Осознание неумолимости судьбы делает пантеистов (как и их предшественников — стоиков) свободными от страха смерти. Приведем одно из рассуждений на эту тему:
Логическим выводом из такого взгляда на жизнь и смерть был решительный отказ пантеистов от идеи загробного существования, от похоронных обрядов, связанных с верой в бессмертие души. Здесь Толанд как бы развивает ту тему, которой было посвящено его второе из «Писем к Серене» (см. гл. III).
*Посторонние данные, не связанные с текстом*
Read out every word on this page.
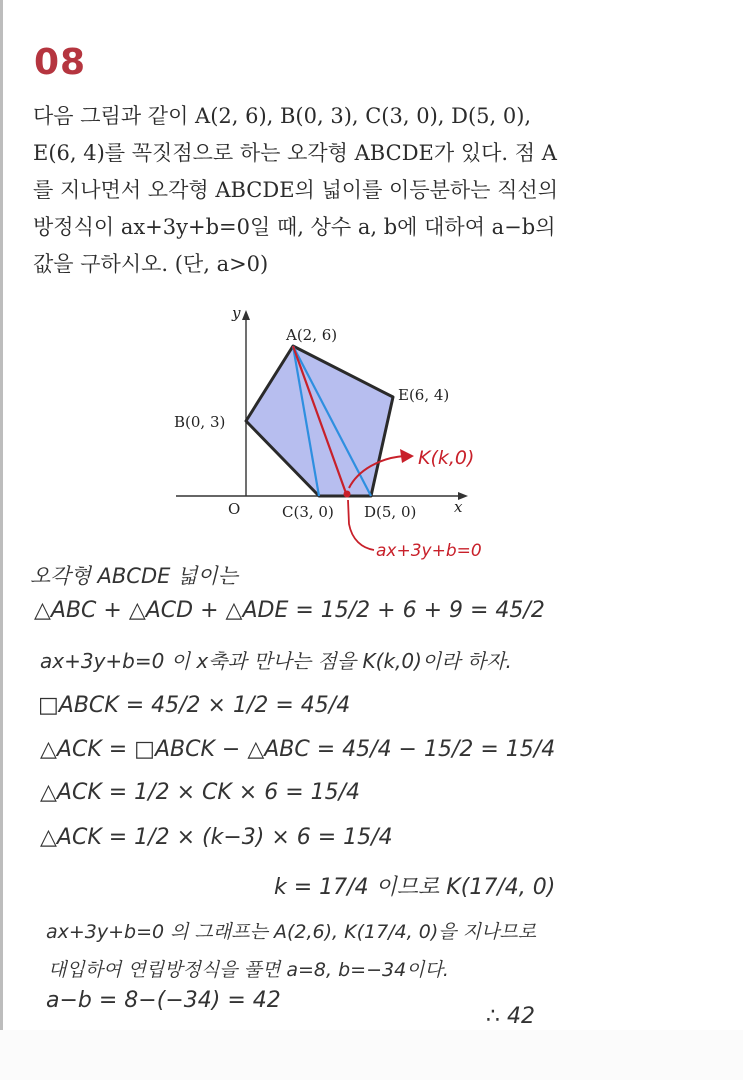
08
다음 그림과 같이 A(2, 6), B(0, 3), C(3, 0), D(5, 0),
E(6, 4)를 꼭짓점으로 하는 오각형 ABCDE가 있다. 점 A
를 지나면서 오각형 ABCDE의 넓이를 이등분하는 직선의
방정식이 ax+3y+b=0일 때, 상수 a, b에 대하여 a−b의
값을 구하시오. (단, a>0)
y
x
O
A(2, 6)
B(0, 3)
C(3, 0) D(5, 0)
E(6, 4)
K(k,0)
ax+3y+b=0
오각형 ABCDE 넓이는
△ABC + △ACD + △ADE = 15/2 + 6 + 9 = 45/2
ax+3y+b=0 이 x축과 만나는 점을 K(k,0)이라 하자.
□ABCK = 45/2 × 1/2 = 45/4
△ACK = □ABCK − △ABC = 45/4 − 15/2 = 15/4
△ACK = 1/2 × CK × 6 = 15/4
△ACK = 1/2 × (k−3) × 6 = 15/4
k = 17/4 이므로 K(17/4, 0)
ax+3y+b=0 의 그래프는 A(2,6), K(17/4, 0)을 지나므로
대입하여 연립방정식을 풀면 a=8, b=−34이다.
a−b = 8−(−34) = 42
∴ 42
Следует заметить в заключение, что пантеисты в изображении Толанда вовсе не какие-то аскеты. Они любят жизнь, не сторонятся удовольствий и развлечений. В их кругу обычны шутки и смех. Нравы членов содружества, отмечал Толанд, «не только не угрюмы, но, скорее, отличаются приветливостью и изяществом и ни с какой стороны не заслуживают нарекания» (4, 1, 396). Пантеистов отличает также общительность. Члены содружества регулярно встречаются для обмена мнениями по интересующим их вопросам научно-философского и морально-этического характера. Беседы пантеистов происходят во время совместной дружеской трапезы, которая сопровождается тостами в честь граций и муз, прославлением выдающихся мыслителей прошлого, пением гимнов и од на слова античных писателей. «Будем исследовать причины вещей, чтобы весело вести жизнь, чтобы спокойно встретить смерть» (там же, 381). В этих словах, взятых из «Чина прославления сократического содружества», выражен, пожалуй, главный смысл «философии жизни» пантеистов, в которой нетрудно увидеть многие черты знакомого нам уже этико-социального учения стоиков.
Это относится и к идее «лучшего и славнейшего мужа», которая раскрывается в последнем разделе «Пантеистикона». Не повторяя сказанного, суммируем те качества и свойства, которые характеризуют идеальный образ философа-пантеиста. Во-первых, его отличает терпимость ко взглядам, суждениям и поступкам других лиц; он никого не будет преследовать или позорить за речи или дела, никому не приносящие вреда. Снисхождения нет и не может быть с его стороны лишь к суеверным и лицемерным служителям богов, к коварным жрецам и кликушам (см. там же, 339). Во-вторых, пантеист постоянно стремится к тому, чтобы украшать свой ум наукой, а душу — добродетелью, содействовать общему благу человеческого рода, служить с пользой «себе, друзьям, отечеству» (там же, 400). Наконец, пантеист, «достигший мудрости или приблизившийся к ней», соблюдает в своей просветительской деятельности некоторую осторожность и сдержанность, памятуя о том, что «толпа ценит обыкновенно не истину, а людское мнение» (там же, 402). Доступ к эзотерическому учению он открывает тем, кто отличается честностью и образованностью и не допустит в свой круг бесчестных и невежественных людей.